The third, on 25 October 2004, began with a demonstration outside a police station and ended with the deaths of at least 85 Muslim men and boys, most from suffocation after arrest as a result of being stacked five and six deep in army trucks for transport to an army base.

There are several explanations, none mutually exclusive, for why violence has escalated. Two of the most plausible are the disbanding of key government institutions, and the fear and resentment created by arbitrary arrests and police brutality, compounded by government failure to provide justice to victims and families. Rapid social change has also contributed to insecurity and frustration in Malay Muslim communities and a feeling that their way of life, values and culture are threatened.

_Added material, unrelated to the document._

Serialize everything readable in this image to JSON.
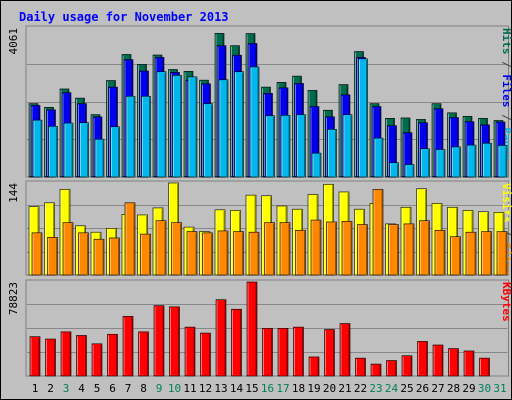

Government missteps in handling the problem include:

  • failure to diagnose it accurately;
     
  • dismantling effective crisis management institutions;
     
  • excessive use of force;
     
  • failure to properly investigate and punish abuses by members of the security forces;
     
  • deployment of officers with little or no understanding of local cultural sensitivities or Malay language skills;
     
  • reliance on weak intelligence;
     
  • frequent rotation of senior political and security personnel and failure to coordinate some ten security forces and intelligence agencies in the region; and
     
  • dismissal of proposals for amnesty and less intrusive methods of regulating religious schools in favour of a more robust military response.

Beyond security measures, the government needs to understand and respond to the political grievances from which perpetrators of violence are drawing strength. The establishment in March 2005 of a National Reconciliation Commission, despite its mainly non-Muslim, non-southern composition, is the first encouraging step in this direction. In order to address immediate sources of tension, however, the government should, at a minimum, undertake a number of additional steps designed to break the cycle of violence by a measured response that acknowledges the need for more than police and military actions.